Cheap American cotton killed Britain’s hemp industry, and devastated
India’s economy. The switch to cotton began, and cotton has reigned ever
But the final death knell for hemp sounded in America in 1937. For seven
years, Harry J Anslinger, the director of the Federal Bureau of Narcotics,
had demonised marijuana as the ‘killer weed’, a campaign that
culminated in the production of the cult classic film Reefer Madness.
Finally, after resisting his efforts for those seven years, US Treasury
passed the Marijuana Tax Act and President Roosevelt signed it, neither
knowing they were killing the hemp industry.

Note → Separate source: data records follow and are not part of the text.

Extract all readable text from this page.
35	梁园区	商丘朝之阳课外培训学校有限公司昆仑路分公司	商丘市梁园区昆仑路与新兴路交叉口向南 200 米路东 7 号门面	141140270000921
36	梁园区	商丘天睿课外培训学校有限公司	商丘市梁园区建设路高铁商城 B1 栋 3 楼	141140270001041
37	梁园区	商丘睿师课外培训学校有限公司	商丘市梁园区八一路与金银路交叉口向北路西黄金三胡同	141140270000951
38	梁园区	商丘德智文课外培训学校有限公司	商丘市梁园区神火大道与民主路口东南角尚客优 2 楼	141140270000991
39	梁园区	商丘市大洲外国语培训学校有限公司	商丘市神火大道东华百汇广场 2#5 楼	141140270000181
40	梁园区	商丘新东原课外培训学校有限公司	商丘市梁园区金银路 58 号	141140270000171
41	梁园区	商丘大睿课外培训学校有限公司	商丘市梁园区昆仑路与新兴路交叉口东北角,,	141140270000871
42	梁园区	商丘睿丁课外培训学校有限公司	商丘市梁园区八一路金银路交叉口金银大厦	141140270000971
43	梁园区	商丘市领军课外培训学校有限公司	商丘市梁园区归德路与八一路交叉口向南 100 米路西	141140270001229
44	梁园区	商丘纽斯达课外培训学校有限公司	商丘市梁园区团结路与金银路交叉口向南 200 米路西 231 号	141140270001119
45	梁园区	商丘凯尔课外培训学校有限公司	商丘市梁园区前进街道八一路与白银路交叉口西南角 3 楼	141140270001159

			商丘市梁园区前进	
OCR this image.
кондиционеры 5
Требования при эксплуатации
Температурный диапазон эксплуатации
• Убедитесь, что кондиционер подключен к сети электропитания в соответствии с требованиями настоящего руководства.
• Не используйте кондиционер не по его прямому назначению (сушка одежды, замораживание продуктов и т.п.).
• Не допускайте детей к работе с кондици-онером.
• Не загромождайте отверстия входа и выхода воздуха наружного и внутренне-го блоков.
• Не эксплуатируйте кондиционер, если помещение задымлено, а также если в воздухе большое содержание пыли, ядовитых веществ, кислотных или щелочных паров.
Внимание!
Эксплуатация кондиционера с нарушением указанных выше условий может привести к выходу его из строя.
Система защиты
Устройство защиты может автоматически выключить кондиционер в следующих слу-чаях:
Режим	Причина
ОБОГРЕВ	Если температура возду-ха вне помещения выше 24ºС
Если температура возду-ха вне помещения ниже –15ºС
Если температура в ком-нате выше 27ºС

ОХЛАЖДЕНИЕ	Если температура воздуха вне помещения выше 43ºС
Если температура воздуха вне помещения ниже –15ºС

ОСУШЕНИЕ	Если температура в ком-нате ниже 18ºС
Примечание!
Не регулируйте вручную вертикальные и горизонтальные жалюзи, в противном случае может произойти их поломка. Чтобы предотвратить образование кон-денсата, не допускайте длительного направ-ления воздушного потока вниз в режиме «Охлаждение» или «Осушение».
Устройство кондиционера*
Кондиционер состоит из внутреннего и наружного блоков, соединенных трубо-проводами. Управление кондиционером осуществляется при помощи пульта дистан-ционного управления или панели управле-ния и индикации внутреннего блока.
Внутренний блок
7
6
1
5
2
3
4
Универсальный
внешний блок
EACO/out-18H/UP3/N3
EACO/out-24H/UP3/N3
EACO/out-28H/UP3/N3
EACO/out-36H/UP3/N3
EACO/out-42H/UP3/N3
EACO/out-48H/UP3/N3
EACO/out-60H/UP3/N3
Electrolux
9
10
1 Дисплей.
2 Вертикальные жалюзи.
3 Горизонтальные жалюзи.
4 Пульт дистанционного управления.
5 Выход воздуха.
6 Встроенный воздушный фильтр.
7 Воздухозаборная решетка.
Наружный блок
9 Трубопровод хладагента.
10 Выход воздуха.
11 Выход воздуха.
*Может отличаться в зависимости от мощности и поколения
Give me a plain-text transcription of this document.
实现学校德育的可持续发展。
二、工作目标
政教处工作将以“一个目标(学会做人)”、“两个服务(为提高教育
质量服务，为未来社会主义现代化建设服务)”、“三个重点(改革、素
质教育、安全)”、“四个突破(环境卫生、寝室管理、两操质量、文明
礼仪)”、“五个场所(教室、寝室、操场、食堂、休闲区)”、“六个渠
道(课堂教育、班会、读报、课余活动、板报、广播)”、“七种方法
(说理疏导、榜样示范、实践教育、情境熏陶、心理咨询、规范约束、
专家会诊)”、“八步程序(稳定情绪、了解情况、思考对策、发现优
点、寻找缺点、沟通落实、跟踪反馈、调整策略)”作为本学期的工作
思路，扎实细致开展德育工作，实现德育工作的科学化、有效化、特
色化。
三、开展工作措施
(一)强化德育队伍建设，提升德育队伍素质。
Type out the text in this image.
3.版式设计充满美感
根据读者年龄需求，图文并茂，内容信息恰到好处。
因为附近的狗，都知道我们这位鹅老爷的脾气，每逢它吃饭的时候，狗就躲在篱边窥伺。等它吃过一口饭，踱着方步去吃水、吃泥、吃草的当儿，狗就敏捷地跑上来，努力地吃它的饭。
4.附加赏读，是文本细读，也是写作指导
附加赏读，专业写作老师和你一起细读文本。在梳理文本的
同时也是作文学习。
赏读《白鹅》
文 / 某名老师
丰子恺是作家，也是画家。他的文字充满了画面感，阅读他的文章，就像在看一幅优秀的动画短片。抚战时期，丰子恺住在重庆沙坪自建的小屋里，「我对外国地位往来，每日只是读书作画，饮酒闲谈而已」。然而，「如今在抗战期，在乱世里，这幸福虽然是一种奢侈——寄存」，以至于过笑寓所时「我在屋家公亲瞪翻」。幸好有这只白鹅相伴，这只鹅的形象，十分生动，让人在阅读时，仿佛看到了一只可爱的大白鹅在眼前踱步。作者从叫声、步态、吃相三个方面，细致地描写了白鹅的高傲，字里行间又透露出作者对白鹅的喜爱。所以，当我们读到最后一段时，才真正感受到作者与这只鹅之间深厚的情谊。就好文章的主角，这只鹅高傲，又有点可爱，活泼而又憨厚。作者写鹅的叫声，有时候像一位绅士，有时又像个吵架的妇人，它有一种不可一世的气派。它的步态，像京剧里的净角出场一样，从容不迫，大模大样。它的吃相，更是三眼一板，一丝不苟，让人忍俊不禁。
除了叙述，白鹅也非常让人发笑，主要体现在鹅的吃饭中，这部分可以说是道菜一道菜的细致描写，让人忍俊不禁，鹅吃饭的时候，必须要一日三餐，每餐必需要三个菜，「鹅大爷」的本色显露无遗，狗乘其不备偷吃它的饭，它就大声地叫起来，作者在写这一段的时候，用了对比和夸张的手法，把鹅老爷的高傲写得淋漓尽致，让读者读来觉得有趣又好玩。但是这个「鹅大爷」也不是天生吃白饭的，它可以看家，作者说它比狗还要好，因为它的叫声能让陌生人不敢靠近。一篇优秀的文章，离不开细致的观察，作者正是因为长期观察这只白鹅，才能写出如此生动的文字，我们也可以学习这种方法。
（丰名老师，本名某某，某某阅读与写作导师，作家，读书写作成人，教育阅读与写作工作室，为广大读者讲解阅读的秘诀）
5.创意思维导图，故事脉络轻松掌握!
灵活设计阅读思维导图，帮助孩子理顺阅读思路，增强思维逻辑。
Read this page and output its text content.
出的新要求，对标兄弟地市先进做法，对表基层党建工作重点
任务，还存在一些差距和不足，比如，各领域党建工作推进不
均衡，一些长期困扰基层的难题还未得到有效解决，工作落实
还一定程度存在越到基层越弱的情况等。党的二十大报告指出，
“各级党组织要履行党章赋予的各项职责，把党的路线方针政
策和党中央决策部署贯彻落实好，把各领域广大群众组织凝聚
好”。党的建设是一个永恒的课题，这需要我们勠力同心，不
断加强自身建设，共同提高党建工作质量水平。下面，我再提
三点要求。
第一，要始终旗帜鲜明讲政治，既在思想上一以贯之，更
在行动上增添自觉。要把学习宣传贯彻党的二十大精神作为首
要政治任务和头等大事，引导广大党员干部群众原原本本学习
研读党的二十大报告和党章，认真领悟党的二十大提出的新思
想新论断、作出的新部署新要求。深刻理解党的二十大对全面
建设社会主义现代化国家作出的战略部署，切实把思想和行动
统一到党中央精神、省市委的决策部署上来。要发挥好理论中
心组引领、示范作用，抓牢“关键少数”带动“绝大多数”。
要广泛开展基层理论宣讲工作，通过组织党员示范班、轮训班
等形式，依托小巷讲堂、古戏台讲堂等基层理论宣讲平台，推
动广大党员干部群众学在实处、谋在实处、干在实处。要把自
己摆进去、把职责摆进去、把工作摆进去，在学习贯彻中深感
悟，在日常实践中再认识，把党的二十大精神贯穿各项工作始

Before the Tax Act, hemp seeds and oil were used as lubricants and in
paints and varnishes – after the Act, they were replaced by
petrochemicals. And in that same year, 1937, Mechanical Engineering
magazine proclaimed hemp as a miracle crop, pronouncing it the
strongest of the vegetable fibres, giving the greatest production per acre,
requiring less attention and not only not needing the use of herbicides, but
acting as a herbicide itself. It is a crop, the magazine told its readers, that
leaves the soil in splendid condition. In the same year, Popular
Mechanics hailed hemp as ‘the billion dollar crop’, yielding three to six
tonnes an acre, and told its readers that paper could be produced from
hemp fibre without using sulphuric acid or dioxins, because the plant
could be broken down simply with caustic soda. Hemp paper could be
used everywhere that paper is used today, with much less cost to the
The reason for this praise being heaped upon hemp at the time was,
ironically, the beginning of the widespread use of a method for cleaning
hemp, the decorticator, which made it as cheap to produce as cotton.
The industrial use of hemp is slowly making a comeback. In 1995,
Canada began allowing the growing of hemp under license. For this kind
of hemp, plants grow to about 9 metres (30 feet) high, at which point
there is hardly any of the psychoactive component of cannabis
(tetrahydrocannabinol, or THC) present, and a maximum of fibre and
cellulose. We can only hope that there is a return to sanity in society’s
attitude to this plant, surely one of the most useful on the planet.
As for its psychotropic powers, let us end this story of cannabis with a
quotation from Michael Pollan’s Botany of Desire:
‘Christianity and capitalism are both probably right to detest a plant
like cannabis. Both faiths bid us to set our sights on the future; both
reject the pleasures of the moment and the senses in favour of the
expectation of a fulfilment yet to come—whether by earning
salvation or by getting and spending. More even than most plant
drugs, cannabis, by immersing us in the present and offering
something like fulfilment here and now, short-circuits the
metaphysics of desire on which Christianity and capitalism (and so
much else in our civilization) depend.’